When Soho Rep Brough Ola
When I worked at Soho Rep, the off-Broadway theatre, one of my nicest memories was working on two plays by the Black-British playwright Debbie Tucker Green – certainly one of the greatest contemporary playwrights. She is a writer who has in essence created her own style. Her dialogue is staccato, sharp, poetic, repetitious and tightly controlled.
Soho Rep produced “Born Bad'' about a Caribbean-British family grappling with a hidden secret. A number of years later Soho Rep next produced the choric masterpiece generations about a family in South Africa and the ghostly after-effects of AIDS. For both productions I was in charge of ancillary humanities projects surrounding the plays.
We flew over my great friend, mentor, and playwriting guru Ola Animashawun. Ola is the Director of the National Theatre Connections programme these days, but for decades he ran the Royal Court’s Young Writers Programme. For born bad my offering was a quartet of Black-British play readings. Ola gave the most sensitive and precise pre-show chats about each play putting them in cultural and socio-political context.

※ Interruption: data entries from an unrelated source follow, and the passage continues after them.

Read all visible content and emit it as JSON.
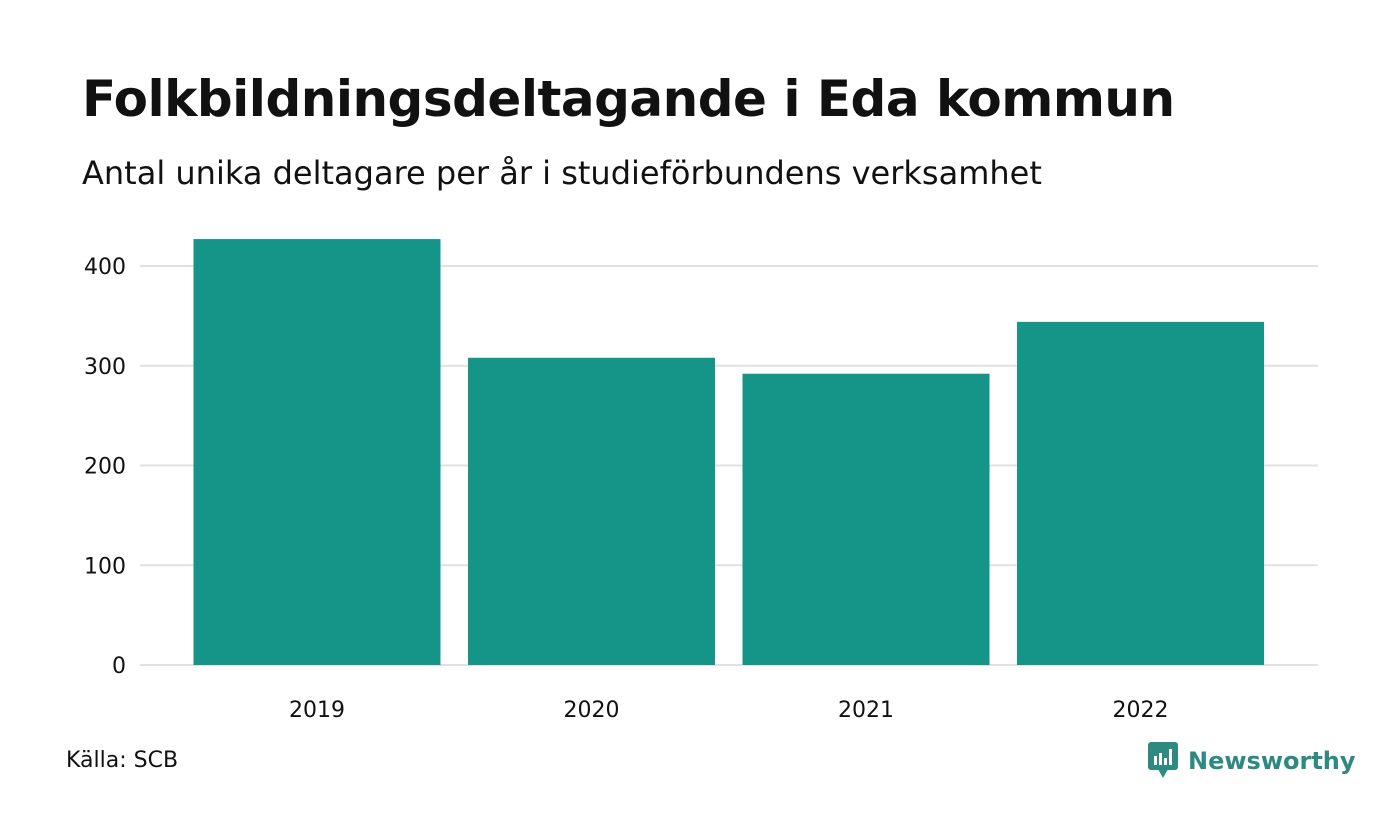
{
  "header": {
    "title": "Folkbildningsdeltagande i Eda kommun",
    "subtitle": "Antal unika deltagare per år i studieförbundens verksamhet"
  },
  "footer": {
    "source": "Källa: SCB",
    "brand": "Newsworthy",
    "brand_icon": "newsworthy-logo-icon"
  },
  "colors": {
    "bar": "#149587",
    "grid": "#e1e1e1",
    "brand": "#2e8a80"
  },
  "chart_data": {
    "type": "bar",
    "title": "Folkbildningsdeltagande i Eda kommun",
    "subtitle": "Antal unika deltagare per år i studieförbundens verksamhet",
    "categories": [
      "2019",
      "2020",
      "2021",
      "2022"
    ],
    "values": [
      427,
      308,
      292,
      344
    ],
    "xlabel": "",
    "ylabel": "",
    "ylim": [
      0,
      440
    ],
    "yticks": [
      0,
      100,
      200,
      300,
      400
    ],
    "grid": "horizontal",
    "legend": "none"
  }
}
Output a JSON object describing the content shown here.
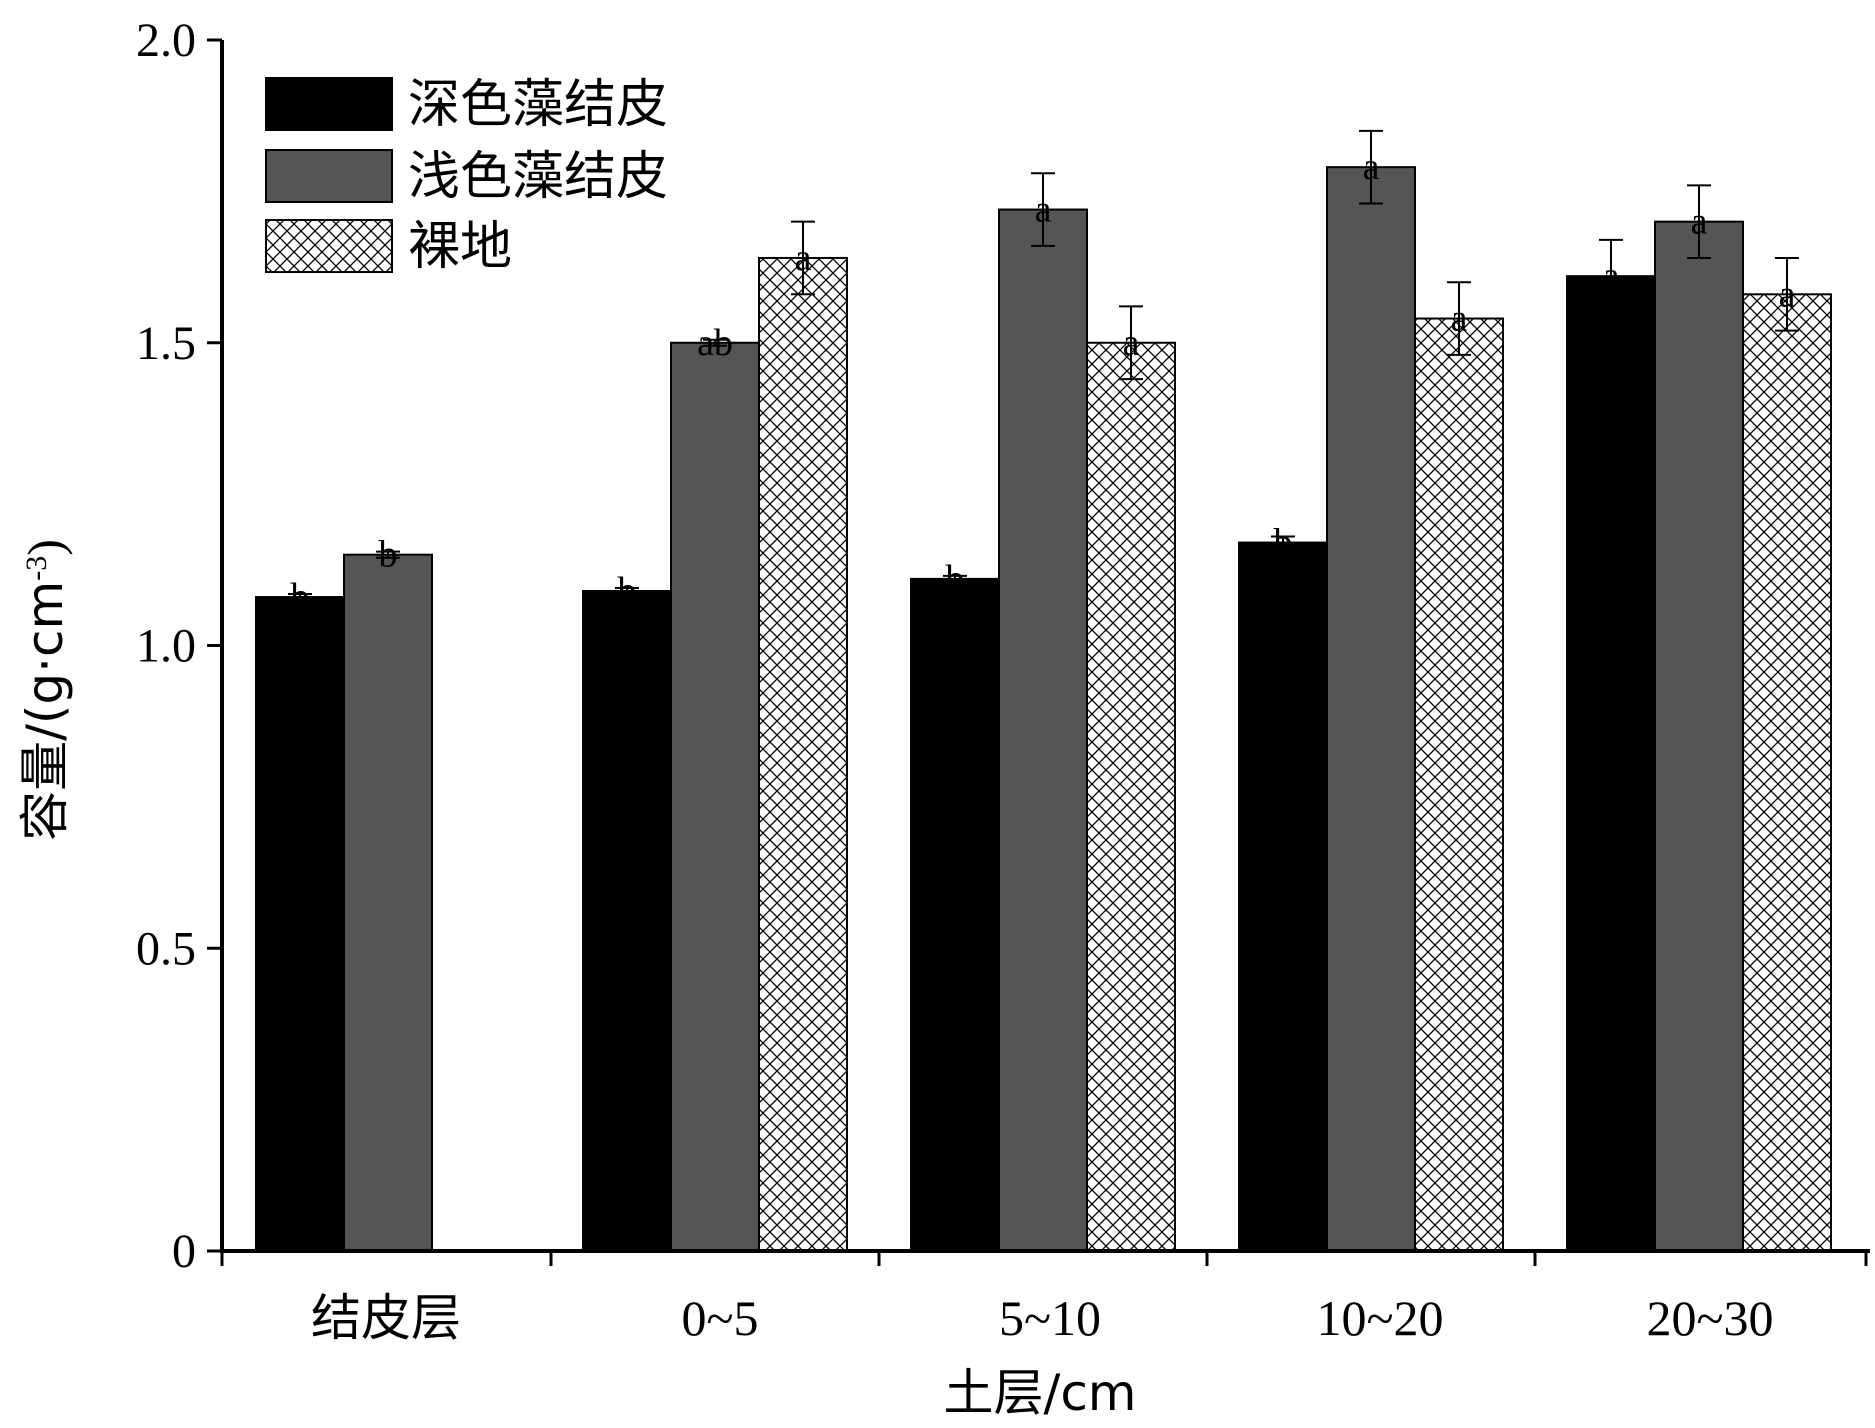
{
  "chart_data": {
    "type": "bar",
    "title": "",
    "xlabel": "土层/cm",
    "ylabel": "容量/(g·cm-3)",
    "ylabel_main": "容量/(g·cm",
    "ylabel_sup": "-3",
    "ylabel_close": ")",
    "ylim": [
      0,
      2.0
    ],
    "yticks": [
      0,
      0.5,
      1.0,
      1.5,
      2.0
    ],
    "ytick_labels": [
      "0",
      "0.5",
      "1.0",
      "1.5",
      "2.0"
    ],
    "categories": [
      "结皮层",
      "0~5",
      "5~10",
      "10~20",
      "20~30"
    ],
    "legend_position": "top-left",
    "grid": false,
    "series": [
      {
        "name": "深色藻结皮",
        "fill": "solid-black",
        "color": "#000000",
        "values": [
          1.08,
          1.09,
          1.11,
          1.17,
          1.61
        ],
        "errors": [
          0.005,
          0.005,
          0.005,
          0.01,
          0.06
        ],
        "letters": [
          "b",
          "b",
          "b",
          "b",
          "a"
        ]
      },
      {
        "name": "浅色藻结皮",
        "fill": "solid-gray",
        "color": "#555555",
        "values": [
          1.15,
          1.5,
          1.72,
          1.79,
          1.7
        ],
        "errors": [
          0.005,
          0.005,
          0.06,
          0.06,
          0.06
        ],
        "letters": [
          "b",
          "ab",
          "a",
          "a",
          "a"
        ]
      },
      {
        "name": "裸地",
        "fill": "crosshatch",
        "color": "#000000",
        "values": [
          null,
          1.64,
          1.5,
          1.54,
          1.58
        ],
        "errors": [
          null,
          0.06,
          0.06,
          0.06,
          0.06
        ],
        "letters": [
          null,
          "a",
          "a",
          "a",
          "a"
        ]
      }
    ]
  }
}
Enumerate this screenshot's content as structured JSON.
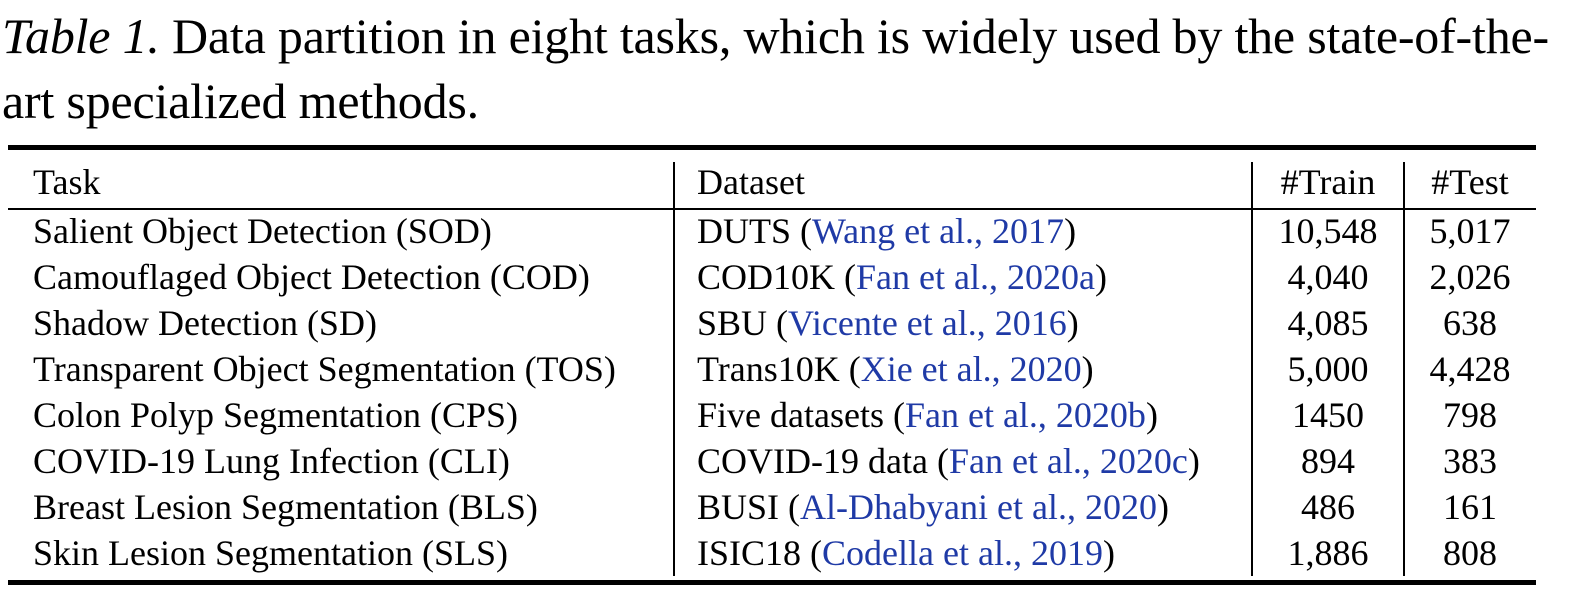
{
  "caption": {
    "label": "Table 1.",
    "text": " Data partition in eight tasks, which is widely used by the state-of-the-art specialized methods."
  },
  "colors": {
    "citation": "#1f3aa6",
    "text": "#000000"
  },
  "table": {
    "headers": {
      "task": "Task",
      "dataset": "Dataset",
      "train": "#Train",
      "test": "#Test"
    },
    "rows": [
      {
        "task": "Salient Object Detection (SOD)",
        "dataset": "DUTS",
        "cite": "Wang et al., 2017",
        "train": "10,548",
        "test": "5,017"
      },
      {
        "task": "Camouflaged Object Detection (COD)",
        "dataset": "COD10K",
        "cite": "Fan et al., 2020a",
        "train": "4,040",
        "test": "2,026"
      },
      {
        "task": "Shadow Detection (SD)",
        "dataset": "SBU",
        "cite": "Vicente et al., 2016",
        "train": "4,085",
        "test": "638"
      },
      {
        "task": "Transparent Object Segmentation (TOS)",
        "dataset": "Trans10K",
        "cite": "Xie et al., 2020",
        "train": "5,000",
        "test": "4,428"
      },
      {
        "task": "Colon Polyp Segmentation (CPS)",
        "dataset": "Five datasets",
        "cite": "Fan et al., 2020b",
        "train": "1450",
        "test": "798"
      },
      {
        "task": "COVID-19 Lung Infection (CLI)",
        "dataset": "COVID-19 data",
        "cite": "Fan et al., 2020c",
        "train": "894",
        "test": "383"
      },
      {
        "task": "Breast Lesion Segmentation (BLS)",
        "dataset": "BUSI",
        "cite": "Al-Dhabyani et al., 2020",
        "train": "486",
        "test": "161"
      },
      {
        "task": "Skin Lesion Segmentation (SLS)",
        "dataset": "ISIC18",
        "cite": "Codella et al., 2019",
        "train": "1,886",
        "test": "808"
      }
    ]
  }
}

It was so satisfying to see a New York audience gain exposure to four contemporary-canonical plays from the British repertoire they might not know if not for these readings. And Ola framing clicked everything into place. For generations Ola came back to New York and ran a writing workshop for playwrights which weaved in the history of contemporary British playwriting. He put Debbie Tucker Green's work into a wider context; particularly how Debbie’s work responds to Caryl Churchill’s and others. Such wonderful experiences!